The limitation of the study was the number of the evaluated queries. Thus, the established study constitutes a proof of the concept of the proposed model and its implementation. The integration of new medical terminologies in CISMeF (for example the Foundational Model of Anatomy or the Human Phenotype Ontology) and the improvement of resource indexing (manual and automatic) would permit a broader study and certainly obtain more meaningful results.

In addition, considering the limited knowledge of the indexers concerning the new terminologies integrated in CISMeF, the rate of manual indexing by multiple terminologies was still rather low compared with that performed by only the MeSH thesaurus. Nonetheless, 5,164 manually indexed resources out of 37,263 (13.8%) are already being indexed with at least one terminology besides the MeSH (ATC (n=4616), CCAM (n=326) and SNOMED (n=39) etc.), mainly with the ATC for the creation of the PSIP Drug Information Portal [27].

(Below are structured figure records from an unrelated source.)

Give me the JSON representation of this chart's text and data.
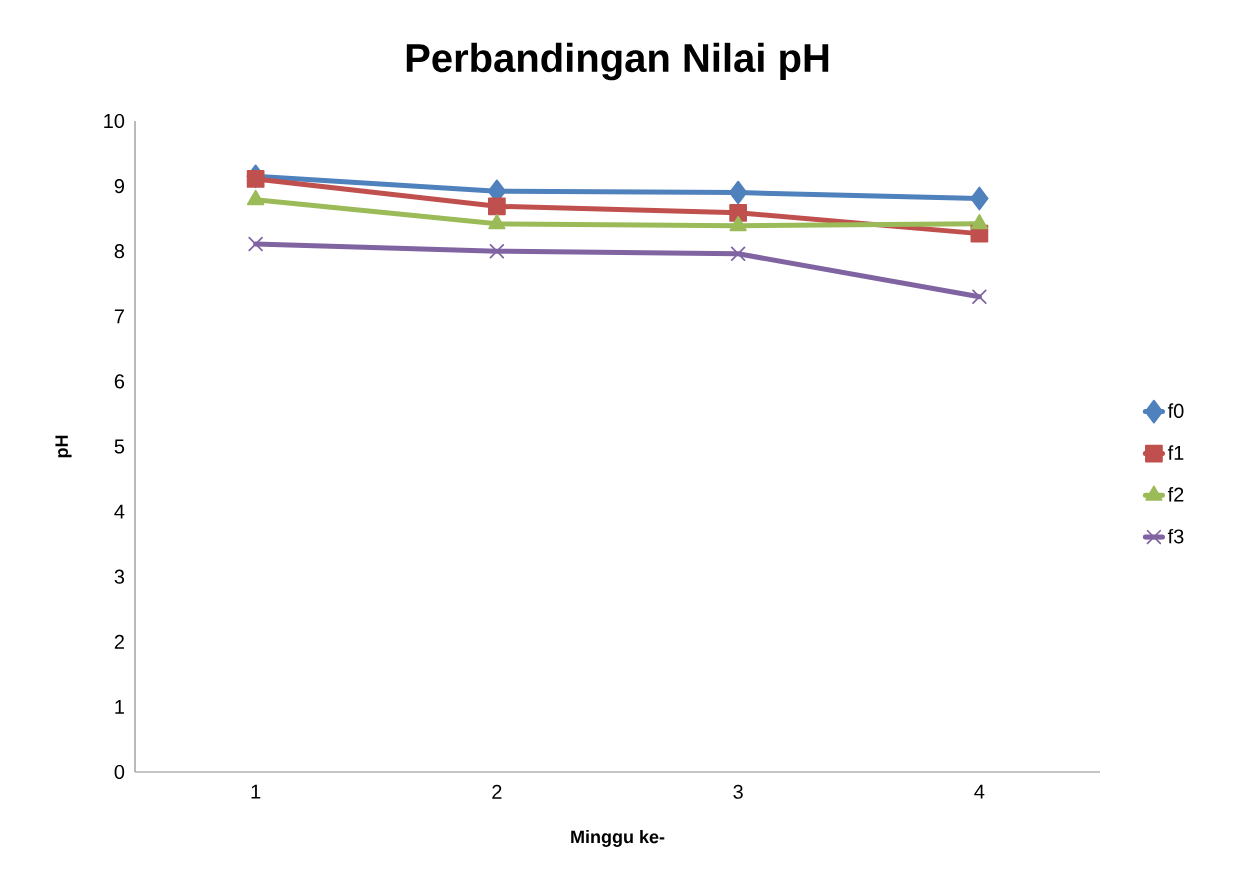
{
  "chart_data": {
    "type": "line",
    "title": "Perbandingan Nilai pH",
    "xlabel": "Minggu ke-",
    "ylabel": "pH",
    "categories": [
      "1",
      "2",
      "3",
      "4"
    ],
    "series": [
      {
        "name": "f0",
        "color": "#4f81bd",
        "marker": "diamond",
        "values": [
          9.15,
          8.92,
          8.9,
          8.81
        ]
      },
      {
        "name": "f1",
        "color": "#c0504d",
        "marker": "square",
        "values": [
          9.11,
          8.69,
          8.59,
          8.27
        ]
      },
      {
        "name": "f2",
        "color": "#9bbb59",
        "marker": "triangle",
        "values": [
          8.79,
          8.42,
          8.39,
          8.42
        ]
      },
      {
        "name": "f3",
        "color": "#8064a2",
        "marker": "cross",
        "values": [
          8.11,
          8.0,
          7.96,
          7.3
        ]
      }
    ],
    "ylim": [
      0,
      10
    ],
    "yticks": [
      0,
      1,
      2,
      3,
      4,
      5,
      6,
      7,
      8,
      9,
      10
    ],
    "grid": false,
    "legend": "right",
    "line_style": "solid"
  }
}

To the best of our knowledge, this study was the first which evaluated multiple-terminologies information retrieval in any health site. This multiple-terminologies information retrieval approach could be applied to any Web portal currently using the MeSH and in particular to MEDLINE/PubMed as newly included citations are now automatically indexed with MetaMap [28], which provides multiple-terminologies indexing.

In conclusion, the strategic decision of the CISMeF team has made possible the evolution from a mono-terminological world to a multiple-terminological universe through the integration of the main health terminologies available in French in the CISMeF information system. The contribution of this new universe is to overcome the relative weakness of the MeSH thesaurus and to improve health information retrieval.

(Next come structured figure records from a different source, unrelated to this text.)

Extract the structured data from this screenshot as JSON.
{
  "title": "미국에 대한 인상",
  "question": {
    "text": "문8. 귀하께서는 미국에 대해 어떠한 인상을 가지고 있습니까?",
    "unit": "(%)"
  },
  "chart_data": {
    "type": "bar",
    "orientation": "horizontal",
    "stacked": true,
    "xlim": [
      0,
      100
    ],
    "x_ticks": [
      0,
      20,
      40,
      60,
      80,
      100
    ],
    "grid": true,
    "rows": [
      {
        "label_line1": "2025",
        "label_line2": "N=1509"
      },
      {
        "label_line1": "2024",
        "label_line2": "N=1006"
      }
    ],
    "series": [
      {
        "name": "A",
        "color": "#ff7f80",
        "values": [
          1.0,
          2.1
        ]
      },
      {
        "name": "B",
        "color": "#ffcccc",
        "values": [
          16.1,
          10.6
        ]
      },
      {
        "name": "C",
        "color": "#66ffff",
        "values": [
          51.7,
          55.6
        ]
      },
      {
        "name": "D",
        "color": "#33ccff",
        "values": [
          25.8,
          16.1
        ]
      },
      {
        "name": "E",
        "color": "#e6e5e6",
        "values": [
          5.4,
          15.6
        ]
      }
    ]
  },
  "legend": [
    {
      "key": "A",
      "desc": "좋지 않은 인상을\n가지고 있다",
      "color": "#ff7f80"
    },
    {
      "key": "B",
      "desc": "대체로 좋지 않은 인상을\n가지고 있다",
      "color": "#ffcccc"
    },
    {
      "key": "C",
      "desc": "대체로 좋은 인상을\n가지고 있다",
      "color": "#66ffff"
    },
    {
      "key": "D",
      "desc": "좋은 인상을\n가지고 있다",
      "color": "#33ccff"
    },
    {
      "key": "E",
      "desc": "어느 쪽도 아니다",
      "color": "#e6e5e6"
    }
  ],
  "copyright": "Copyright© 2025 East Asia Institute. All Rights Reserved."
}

CISMeF: Catalog and Index of French-language Health Internet resources; MeSH: Medical Subject Headings; MEDLINE: MEDical Literature Analysis and Retrieval System on LINE; F-MTI: French Multi-Terminological Indexer; ICD-10: International Classification of Diseases; SNOMED: Systematized Nomenclature of Medicine; CCAM: Common Classification of the Medical Procedures; ATC: Anatomical Therapeutic Chemical; CAS: Chemical Abstract Service; MedDRA: Medical Dictionary for Regulatory Activities; WHO-ART: WHO Adverse Reactions Terminology; UMLS: Unified Medical Language System.

Competing interests

The authors declare that they have no competing interests.

Authors' contributions

LFS, SS and SJD conceived the study, and participated in its design and coordination and drafted the manuscript. LR, CL and PM participated in the design of the study and performed evaluations and statistical analysis. All authors read and approved the final manuscript.


This work was partially funded by the PSIP (Patient Safety through Intelligent Procedures in medication) project from the 7th Framework Program of the European Union ICT-1-5.2 Risk Assessment and Patient Safety program (Grant agreement n° 216130).